Complex Networks’ ComplexLand was born out of necessity to replace some of the revenue lost when the pandemic shut down the publisher’s largest shopping and entertainment event of the year: ComplexCon.
But from that first virtual event in the metaverse in December 2020 came a franchise that the publisher now sees as a permanent addition to its events business.
And it’s a potentially lucrative addition at that, given the fact that some media buyers are saying CPMs for metaverse events tend to exceed those of in-person events.
The third iteration of the metaverse event, called ComplexLand 3.0, ran from May 25 – 27 and had eight sponsors on board, all of whom were focused on establishing themselves with a Web3-native audience and create interactive brand awareness campaigns, said Jeff Mazzacano, please of brand partnerships at Complex Networks, which was acquired by BuzzFeed last year. And despite the fact that shopping is the core of ComplexLand, the sponsors of this year’s event weren’t overly focused on getting people to purchase their products when outlining their campaign goals, he added.
“It’s kind of counterintuitive, but we don’t see ComplexLand – as much as it is a lower-funnel tactic [because] you’re literally there to shop – that wasn’t really the focus from a brand partnership perspective,” said Mazzacano.
Instead, the eight sponsors wanted to meet audiences in this new Web3-based environment to establish themselves as brands that are willing to experiment in this new digital space. Two of the advertisers – Pizza Hut and Lexus – featured NFT (non-fungible token) projects as part of their campaigns and another advertiser, Fidelity, advertised its exchange-traded fund (ETF) for NFTs while sponsoring the map of the ComplexLand metaverse.
For clients that Trey Dickert, vp of media and strategy at media buying agency Media Two Interactive, has worked with, metaverse experiences are really out of reach from their budgets, despite early interest in the high levels of engagement with attendees that these events typically boast .
“The price tag [of an in-person event] is going to be much lower because there are many other sponsors that are a part of it at different tiers that are much lower [in cost] than the main sponsor. For metaverse events, we typically have not seen different sponsorship tiers,” Dickert said, which keeps campaign costs at a premium and expects sponsors will splash out on a highly intricate or custom campaign that’s representative of the Web3 technology the event is built into.

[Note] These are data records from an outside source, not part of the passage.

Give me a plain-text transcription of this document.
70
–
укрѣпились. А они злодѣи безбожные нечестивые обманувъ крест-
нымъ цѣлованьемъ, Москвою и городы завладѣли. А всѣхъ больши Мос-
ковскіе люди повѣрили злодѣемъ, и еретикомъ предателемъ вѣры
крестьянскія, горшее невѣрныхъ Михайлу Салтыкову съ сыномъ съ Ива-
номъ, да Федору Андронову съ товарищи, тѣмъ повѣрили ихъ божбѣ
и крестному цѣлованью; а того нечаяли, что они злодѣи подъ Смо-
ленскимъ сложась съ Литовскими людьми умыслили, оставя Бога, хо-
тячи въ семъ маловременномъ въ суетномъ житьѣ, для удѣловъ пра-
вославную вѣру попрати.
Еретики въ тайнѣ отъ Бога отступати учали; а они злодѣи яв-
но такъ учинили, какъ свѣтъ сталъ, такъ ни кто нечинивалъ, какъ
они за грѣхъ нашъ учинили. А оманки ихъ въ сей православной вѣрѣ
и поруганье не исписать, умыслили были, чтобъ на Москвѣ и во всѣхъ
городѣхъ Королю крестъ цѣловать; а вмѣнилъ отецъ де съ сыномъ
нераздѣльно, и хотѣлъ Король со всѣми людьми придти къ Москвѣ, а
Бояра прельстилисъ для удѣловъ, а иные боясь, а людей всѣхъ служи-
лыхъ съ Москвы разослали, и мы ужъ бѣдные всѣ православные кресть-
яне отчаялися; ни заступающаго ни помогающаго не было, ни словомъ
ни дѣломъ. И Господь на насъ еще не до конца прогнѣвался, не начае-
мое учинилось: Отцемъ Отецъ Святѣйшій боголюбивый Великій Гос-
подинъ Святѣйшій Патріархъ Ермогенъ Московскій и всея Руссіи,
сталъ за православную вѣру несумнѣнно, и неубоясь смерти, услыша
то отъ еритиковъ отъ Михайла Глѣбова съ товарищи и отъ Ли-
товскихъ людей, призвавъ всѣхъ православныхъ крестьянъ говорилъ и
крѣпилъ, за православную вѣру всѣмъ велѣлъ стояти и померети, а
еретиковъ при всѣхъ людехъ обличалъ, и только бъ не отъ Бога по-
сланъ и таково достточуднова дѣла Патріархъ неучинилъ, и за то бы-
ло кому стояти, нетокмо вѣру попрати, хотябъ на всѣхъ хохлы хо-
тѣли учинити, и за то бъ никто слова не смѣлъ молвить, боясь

A Complex spokesperson declined to share how much sponsorship revenue increased year over year as well as how much revenue ComplexLand 3.0 generated overall. From the inaugural ComplexLand (which took place in December 2020) to the 2.0 version, sponsorship revenue increased by 60% and the number of advertisers increased from seven to eight, the spokesperson said.

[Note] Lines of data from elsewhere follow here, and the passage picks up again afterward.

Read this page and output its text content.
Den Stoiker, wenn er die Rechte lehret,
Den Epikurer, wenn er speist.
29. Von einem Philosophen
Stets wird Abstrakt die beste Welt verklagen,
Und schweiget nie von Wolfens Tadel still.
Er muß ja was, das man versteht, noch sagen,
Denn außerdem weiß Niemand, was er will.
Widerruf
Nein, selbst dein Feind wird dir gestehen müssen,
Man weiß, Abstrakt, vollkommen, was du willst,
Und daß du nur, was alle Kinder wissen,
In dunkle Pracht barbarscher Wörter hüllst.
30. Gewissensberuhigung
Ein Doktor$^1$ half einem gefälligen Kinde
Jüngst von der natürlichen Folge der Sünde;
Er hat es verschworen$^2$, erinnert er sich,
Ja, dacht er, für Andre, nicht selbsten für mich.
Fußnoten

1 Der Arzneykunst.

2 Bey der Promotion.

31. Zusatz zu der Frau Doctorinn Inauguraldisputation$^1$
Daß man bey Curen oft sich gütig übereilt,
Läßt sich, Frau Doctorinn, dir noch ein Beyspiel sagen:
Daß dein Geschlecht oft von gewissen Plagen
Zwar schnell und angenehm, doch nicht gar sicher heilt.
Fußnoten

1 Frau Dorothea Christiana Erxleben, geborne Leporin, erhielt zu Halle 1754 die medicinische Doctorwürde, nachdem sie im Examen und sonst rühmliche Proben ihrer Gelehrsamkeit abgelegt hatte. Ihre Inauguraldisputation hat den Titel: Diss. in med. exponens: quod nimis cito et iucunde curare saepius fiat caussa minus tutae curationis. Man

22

This year, ComplexLand 3.0 also had eight advertisers, but Mazzacano said that the rates increased year over year in accordance with the attendance growth, though he declined to share hard numbers or an average rate, as most of the campaigns are very custom and don’ don’t follow standard pricing.

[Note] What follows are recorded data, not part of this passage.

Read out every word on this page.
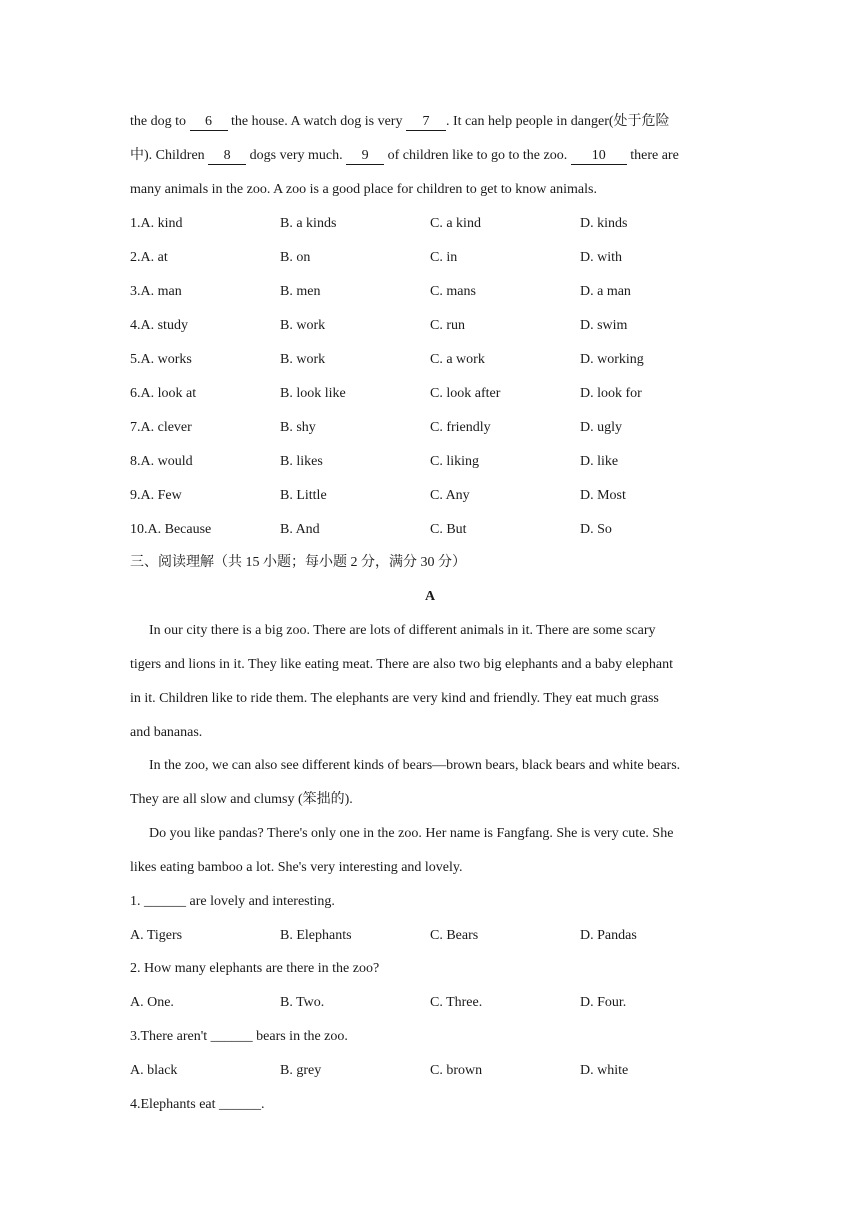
the dog to 6 the house. A watch dog is very 7 . It can help people in danger(处于危险
中). Children 8 dogs very much. 9 of children like to go to the zoo. 10 there are
many animals in the zoo. A zoo is a good place for children to get to know animals.
1.A. kind	B. a kinds	C. a kind	D. kinds
2.A. at	B. on	C. in	D. with
3.A. man	B. men	C. mans	D. a man
4.A. study	B. work	C. run	D. swim
5.A. works	B. work	C. a work	D. working
6.A. look at	B. look like	C. look after	D. look for
7.A. clever	B. shy	C. friendly	D. ugly
8.A. would	B. likes	C. liking	D. like
9.A. Few	B. Little	C. Any	D. Most
10.A. Because	B. And	C. But	D. So
三、阅读理解（共 15 小题；每小题 2 分，满分 30 分）
A
In our city there is a big zoo. There are lots of different animals in it. There are some scary
tigers and lions in it. They like eating meat. There are also two big elephants and a baby elephant
in it. Children like to ride them. The elephants are very kind and friendly. They eat much grass
and bananas.
In the zoo, we can also see different kinds of bears—brown bears, black bears and white bears.
They are all slow and clumsy (笨拙的).
Do you like pandas? There's only one in the zoo. Her name is Fangfang. She is very cute. She
likes eating bamboo a lot. She's very interesting and lovely.
1. ______ are lovely and interesting.
A. Tigers	B. Elephants	C. Bears	D. Pandas
2. How many elephants are there in the zoo?
A. One.	B. Two.	C. Three.	D. Four.
3.There aren't ______ bears in the zoo.
A. black	B. grey	C. brown	D. white
4.Elephants eat ______.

While Complex charges $80 to $500 for people to attend ComplexCon, ComplexLand is free for attendees in an effort to keep the metaverse event accessible and draw in a global audience. From last year’s event to this year’s event, registrations increased by 10%, total page views increased almost 20% and the number of pageviews per session was up 22%, according to the company. The spokesperson declined to provide the event’s total attendance. What’s more, people from almost 200 countries attended the event in the metaverse, said Mazzacano.
As the barrier to entry lowers for people explores the metaverse, Dickert is optimistic so too will the cost to clients.
“If it continues to grow in popularity, and Oculus headgear continues to become cheaper and cheaper, and people keep adopting it, then [involvement in the metaverse] is going to start to come down as far as the overall cost,” Dickert said.